In his first letter to the Corinthians (exciting city, Corinth, or so I hear. Vegas of the ancient world), Paul writes "When I was a child, I spake as a child, I understood as a child, I thought as a child: but when I became a man, I put away childish things".
Try as I might, I have not put away childish things.
More specifically, I am full on engaged in an attempt to relive my younger days, in what must be a 1/3 life crisis (my quarter life crisis involved a studded belt. Those were good days).
In addition to pretending not to need to sleep (a favorite these days; I nodded off earlier drafting the first part of this post) and downloading 15 year old videogames that I played when I was younger (and playing the again, I might add) I've taken to mixing tapes.
Not that I was a great tape mixer when I was a boy. No. Nor do I currently actually use tapes. Lucille and iTunes do a more than adequate job.
When I was younger, much younger, in high school (final year, valedictorian, yearbook editor, all around playboy), my friend Jeffrey mixed the ultimate mix tape. I say with no word of a lie that this mix tape was simply the BEST MIXED TAPE EVER!
Did I need all caps there? Maybe not. Exclamation point? Totally unnecessary (It almost always is, ladies. Remember that next time you txt someone, ok?). But I do stand behind the awe inspiring (and I mean Rudolf Otto kinda awe here, fear and all) greatness of this mixed tape.
Mix tapes are more that just the music on them, greater than the sum of their parts. The playlists I put together this summer weren't really mix tapes til they were burned unto cd, the music etch for all time into the physical medium of plastic.
So to with Jeff mother of all mixes. He made me a copy, hoping, I am sure, to save my very soul by exposing it to the divine power of the mix tape. I don't remember the original, but my copy was on a Lazer audiocassette, 75 mins. Don't recognize the brand? No one does, except a few chinese kids who work in a tape factory in the '90s. 10 for a dollar at the dollar store (which was new at the time, and cause for very great excitement indeed). By the time he got it to me, 3 of the 4 corners were already gone, and most of the magnetic strip was unrolled.

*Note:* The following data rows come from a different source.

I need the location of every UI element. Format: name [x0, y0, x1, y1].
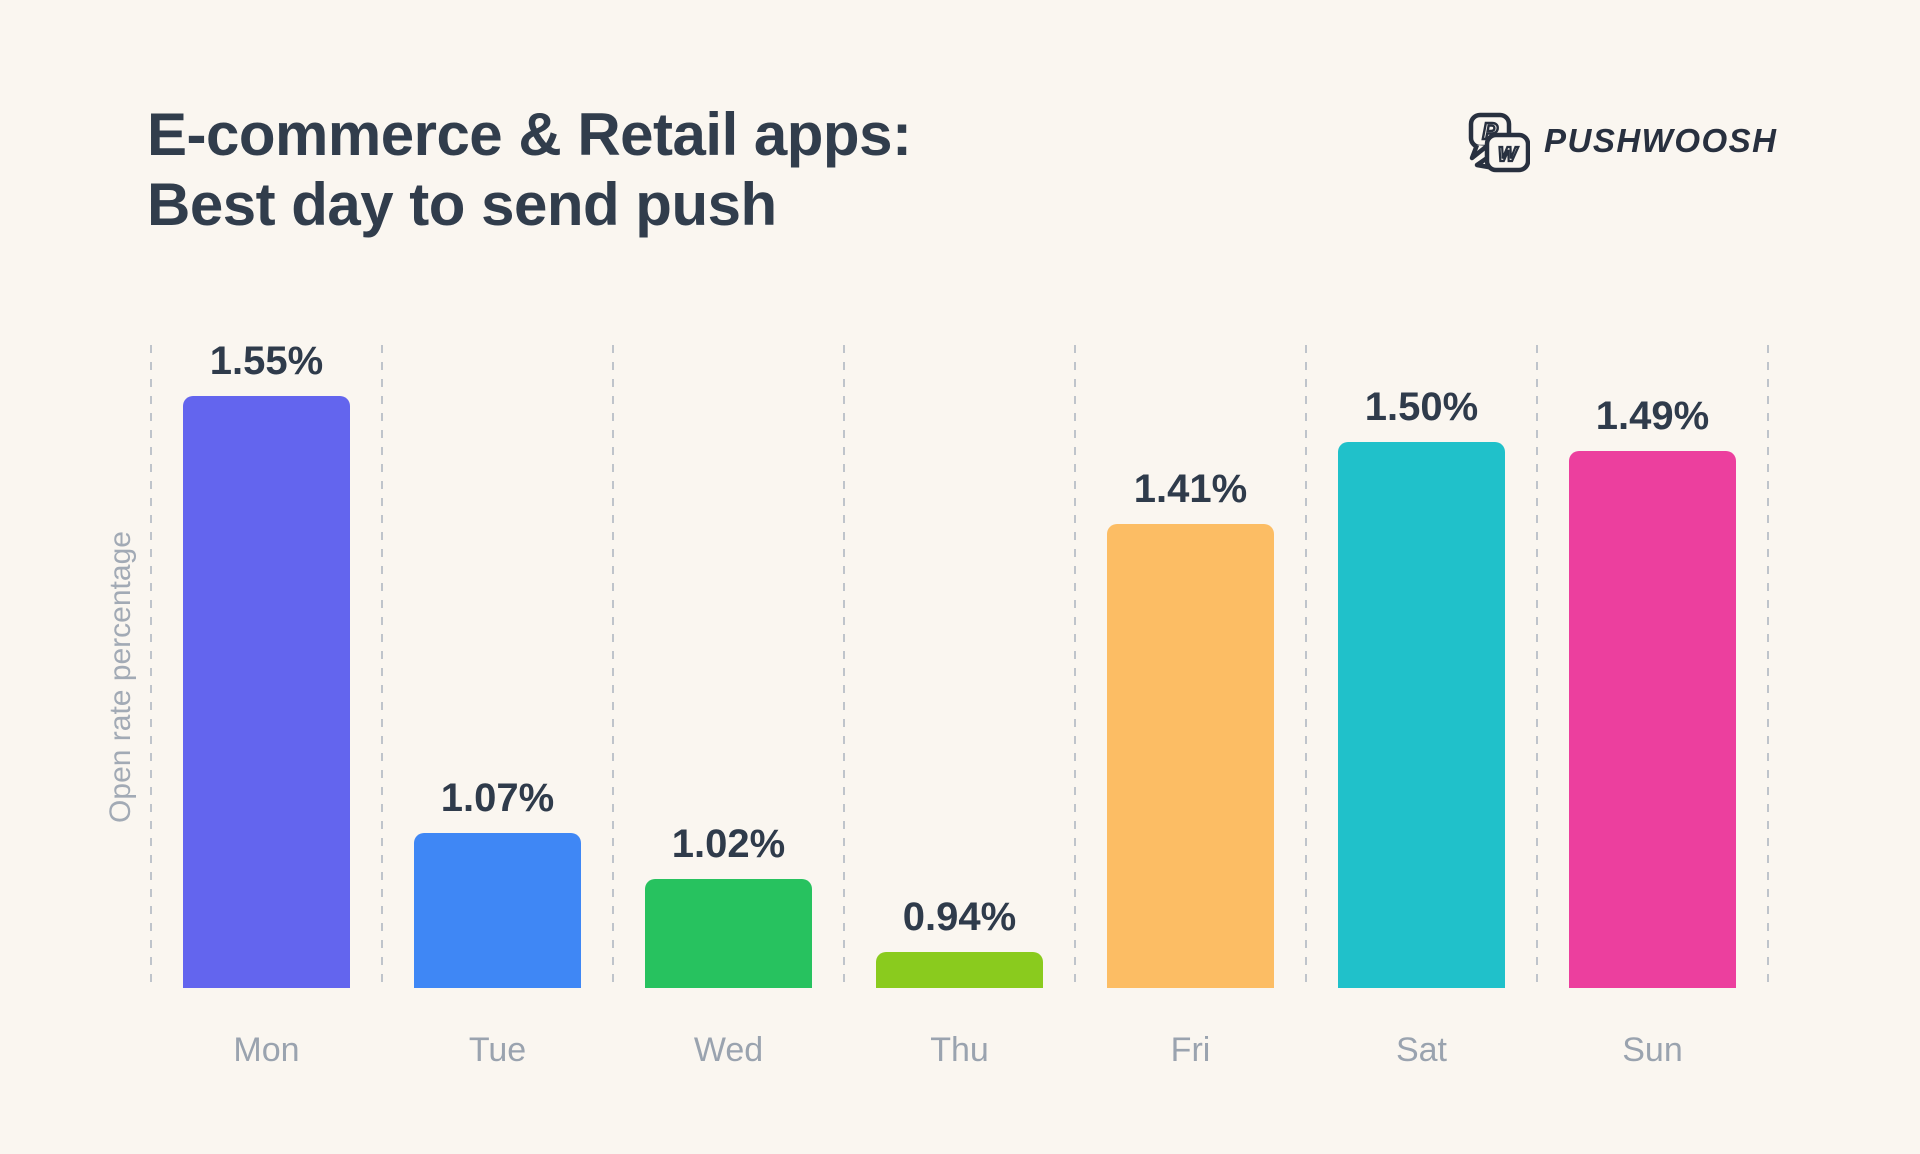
gridline [843, 345, 845, 988]
page-title-line1: E-commerce & Retail apps: [147, 101, 912, 168]
x-tick-thu: Thu [930, 1031, 989, 1069]
x-tick-mon: Mon [233, 1031, 300, 1069]
x-tick-wed: Wed [693, 1031, 764, 1069]
gridline [150, 345, 152, 988]
gridline [1767, 345, 1769, 988]
x-tick-sun: Sun [1622, 1031, 1683, 1069]
bar-fri [1107, 524, 1274, 988]
bar-value-label-wed: 1.02% [671, 822, 786, 866]
bar-value-label-thu: 0.94% [902, 895, 1017, 939]
bar-sun [1569, 451, 1736, 988]
bar-value-label-sat: 1.50% [1364, 385, 1479, 429]
bar-thu [876, 952, 1043, 988]
svg-text:W: W [1498, 144, 1519, 166]
page-title: E-commerce & Retail apps: Best day to se… [147, 100, 912, 240]
x-tick-tue: Tue [468, 1031, 527, 1069]
gridline [1074, 345, 1076, 988]
bar-mon [183, 396, 350, 988]
x-tick-sat: Sat [1395, 1031, 1448, 1069]
pushwoosh-wordmark: PUSHWOOSH [1544, 122, 1778, 159]
bar-value-label-tue: 1.07% [440, 776, 555, 820]
bar-tue [414, 833, 581, 988]
bar-value-label-fri: 1.41% [1133, 467, 1248, 511]
bar-value-label-mon: 1.55% [209, 339, 324, 383]
pushwoosh-speech-bubbles-icon: P W [1468, 112, 1530, 173]
gridline [1305, 345, 1307, 988]
x-tick-fri: Fri [1170, 1031, 1211, 1069]
bar-value-label-sun: 1.49% [1595, 394, 1710, 438]
gridline [381, 345, 383, 988]
bar-wed [645, 879, 812, 988]
bar-sat [1338, 442, 1505, 988]
gridline [1536, 345, 1538, 988]
pushwoosh-logo: P W PUSHWOOSH [1466, 108, 1778, 174]
gridline [612, 345, 614, 988]
page-title-line2: Best day to send push [147, 171, 777, 238]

Sound quality? On the dollar store cassette? Maybe the hiss and the buzz of cheap tapes made the experience better. Maybe the flatness of it all made it more real, more authentic, more mixed. I don't know.
We lost those tapes. Jeff tried again, a year or so later, but he changed the mix. He'd grown, learned new things, wanted different music. It was good, but it wasn't the same. I was younger than he, not ready for the change, for the new.
Maybe he and I can remember the playlist. Maybe he and I can reconstruct the order, the songs. I'll burn it on the cheapest cd I can find, and God willing, I will not put away childish things. Not yet, anyway.